Dentro do nosso novo normal pandêmico, foi enorme o ganho de penetração desse segmento de mercado que envolve sinergicamente multiplataformas sociais e seus key players. Esses, sendo os grandes influenciadores – blogueiros, podcasters e vídeocasters – que contam com meios de produção cada vez mais sofisticados e um séquito de “fãs” que cresce combinatoriamente. Esse enorme gerador de vendas, via propaganda embutida e sub-reptícia foi imediatamente identificado pelas empresas, ou seja, o uso dessa modalidade cresce exponencialmente e o “consumidor” inebriado pelas facilidades e ambiência imersiva deixa-se levar.

Há no entanto vários matizes de transparência. As mais lícitas sendo as propagandas ostensivamente avisadas e que somos obrigados a assistir momentaneamente em um interregno de um vídeo ou jogo “free” com que estamos interagindo. Mas nem só de um contexto lícito vive este setor, não podemos deixar de considerar as propaganda embarcadas em metáforas, figuras de linguagem e imagens supostamente e inocentemente usadas em uma crônica, crítica ou vídeo, apenas para citar algumas.

Neste ambiente, gamers, avatares e personas agora podem dispor de um completo vestuário, acessórios e implementos para que os jogadores possam customizar suas escolhas, mediante a um módico pagamento. Réplicas físicas desse consumo virtual são rapidamente providas nas lojas para nossos gamers possam “desfrutar” desse complemento físico da realidade virtual imersiva em que vivem.

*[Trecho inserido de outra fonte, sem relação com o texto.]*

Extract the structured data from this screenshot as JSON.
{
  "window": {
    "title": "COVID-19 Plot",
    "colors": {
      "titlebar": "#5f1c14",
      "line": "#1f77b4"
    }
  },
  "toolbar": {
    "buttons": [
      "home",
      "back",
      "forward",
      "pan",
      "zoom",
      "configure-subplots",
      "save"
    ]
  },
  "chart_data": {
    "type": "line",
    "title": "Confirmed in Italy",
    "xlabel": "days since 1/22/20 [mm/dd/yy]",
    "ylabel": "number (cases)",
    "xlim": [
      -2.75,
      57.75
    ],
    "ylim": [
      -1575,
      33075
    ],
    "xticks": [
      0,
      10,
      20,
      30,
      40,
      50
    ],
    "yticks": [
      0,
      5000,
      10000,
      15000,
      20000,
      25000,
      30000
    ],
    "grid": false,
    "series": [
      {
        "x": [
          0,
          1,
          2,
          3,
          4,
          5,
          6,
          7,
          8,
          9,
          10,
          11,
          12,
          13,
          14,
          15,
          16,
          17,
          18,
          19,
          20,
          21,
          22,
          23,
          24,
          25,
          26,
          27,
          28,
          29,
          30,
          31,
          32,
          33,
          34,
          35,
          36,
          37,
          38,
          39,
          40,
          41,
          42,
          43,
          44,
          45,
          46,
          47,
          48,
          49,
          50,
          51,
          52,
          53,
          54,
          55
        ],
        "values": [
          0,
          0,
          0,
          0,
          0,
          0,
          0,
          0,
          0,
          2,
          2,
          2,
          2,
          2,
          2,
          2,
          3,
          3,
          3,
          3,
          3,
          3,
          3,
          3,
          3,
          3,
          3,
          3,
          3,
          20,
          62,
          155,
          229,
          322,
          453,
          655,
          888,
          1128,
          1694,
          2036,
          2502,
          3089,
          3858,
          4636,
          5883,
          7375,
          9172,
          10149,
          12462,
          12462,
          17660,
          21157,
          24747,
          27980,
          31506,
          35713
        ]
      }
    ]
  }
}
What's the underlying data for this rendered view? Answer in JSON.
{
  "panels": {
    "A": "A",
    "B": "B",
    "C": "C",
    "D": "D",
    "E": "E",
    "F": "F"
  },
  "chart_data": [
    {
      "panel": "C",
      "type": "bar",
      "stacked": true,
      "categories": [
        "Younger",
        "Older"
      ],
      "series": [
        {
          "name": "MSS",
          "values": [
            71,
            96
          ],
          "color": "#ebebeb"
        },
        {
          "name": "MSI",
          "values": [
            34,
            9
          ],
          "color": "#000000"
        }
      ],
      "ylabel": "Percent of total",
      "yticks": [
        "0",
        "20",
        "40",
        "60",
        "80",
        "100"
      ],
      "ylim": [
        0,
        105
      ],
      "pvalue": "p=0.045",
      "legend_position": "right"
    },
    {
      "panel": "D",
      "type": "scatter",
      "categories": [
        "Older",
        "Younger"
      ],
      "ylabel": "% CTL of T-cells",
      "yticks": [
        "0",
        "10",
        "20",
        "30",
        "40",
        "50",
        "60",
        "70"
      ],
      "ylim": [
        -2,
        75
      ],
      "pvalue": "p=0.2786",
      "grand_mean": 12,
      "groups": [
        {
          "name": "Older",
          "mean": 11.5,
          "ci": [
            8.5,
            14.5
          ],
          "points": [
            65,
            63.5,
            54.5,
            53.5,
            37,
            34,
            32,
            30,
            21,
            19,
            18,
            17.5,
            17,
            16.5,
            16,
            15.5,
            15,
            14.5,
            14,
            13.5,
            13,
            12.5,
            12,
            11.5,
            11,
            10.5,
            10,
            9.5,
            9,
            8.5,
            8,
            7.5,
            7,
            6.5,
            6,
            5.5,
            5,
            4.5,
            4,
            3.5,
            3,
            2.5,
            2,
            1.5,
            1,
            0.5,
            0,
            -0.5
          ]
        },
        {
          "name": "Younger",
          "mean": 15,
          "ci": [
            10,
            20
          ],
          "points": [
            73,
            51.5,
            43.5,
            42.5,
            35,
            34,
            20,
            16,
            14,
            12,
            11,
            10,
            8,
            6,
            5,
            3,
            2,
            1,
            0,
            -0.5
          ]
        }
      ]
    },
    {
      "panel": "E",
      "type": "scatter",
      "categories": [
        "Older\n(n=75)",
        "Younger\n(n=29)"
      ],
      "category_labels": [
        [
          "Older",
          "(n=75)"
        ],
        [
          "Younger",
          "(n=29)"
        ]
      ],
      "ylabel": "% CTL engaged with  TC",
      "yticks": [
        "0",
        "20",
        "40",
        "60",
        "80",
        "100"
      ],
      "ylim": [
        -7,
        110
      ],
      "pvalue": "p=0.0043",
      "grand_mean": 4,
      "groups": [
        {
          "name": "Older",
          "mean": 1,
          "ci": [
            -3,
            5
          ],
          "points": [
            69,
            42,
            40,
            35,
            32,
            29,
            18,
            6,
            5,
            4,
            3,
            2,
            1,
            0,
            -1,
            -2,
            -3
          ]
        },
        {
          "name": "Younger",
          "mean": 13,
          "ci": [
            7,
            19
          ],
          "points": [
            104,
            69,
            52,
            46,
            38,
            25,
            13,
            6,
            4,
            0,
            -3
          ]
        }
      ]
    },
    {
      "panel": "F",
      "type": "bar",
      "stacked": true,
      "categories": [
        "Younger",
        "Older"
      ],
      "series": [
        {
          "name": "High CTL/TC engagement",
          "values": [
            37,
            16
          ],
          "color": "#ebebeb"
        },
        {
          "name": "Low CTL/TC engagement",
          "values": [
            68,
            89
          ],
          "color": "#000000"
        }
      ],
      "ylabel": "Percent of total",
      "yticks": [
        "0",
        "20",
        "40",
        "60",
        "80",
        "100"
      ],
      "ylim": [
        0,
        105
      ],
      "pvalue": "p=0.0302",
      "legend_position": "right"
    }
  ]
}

Qual é o grau de conscientização que nossas crianças, jovens e seus responsáveis têm do teatro de operações de venda a que somos expostos? Ao clicarmos na “porta de entrada desse mundo”, como é dito no documentário “poder das redes” nós nos tornamos o produto, que é distribuído como potencial / provável consumidor por várias camadas de algoritmos às empresas. Essas sim, os verdadeiros players conscientes nesse mundo de realidade mista.

Deixo claro que a realidade mista tem múltiplos usos nobres e também uma parte lúdica dos jogos e torneios online, que é apaixonante. As competições já passam na TV a cabo e o número de adeptos cresce rapidamente.

A questão de modelagem aqui é que nesse segmento é quase impossível ter uma regulamentação que acompanhe o progresso das empresas. Portanto, é preciso que como seres pensantes, saibamos ter modelos mentais adequados para sermos atores do uso consciente e proveitoso.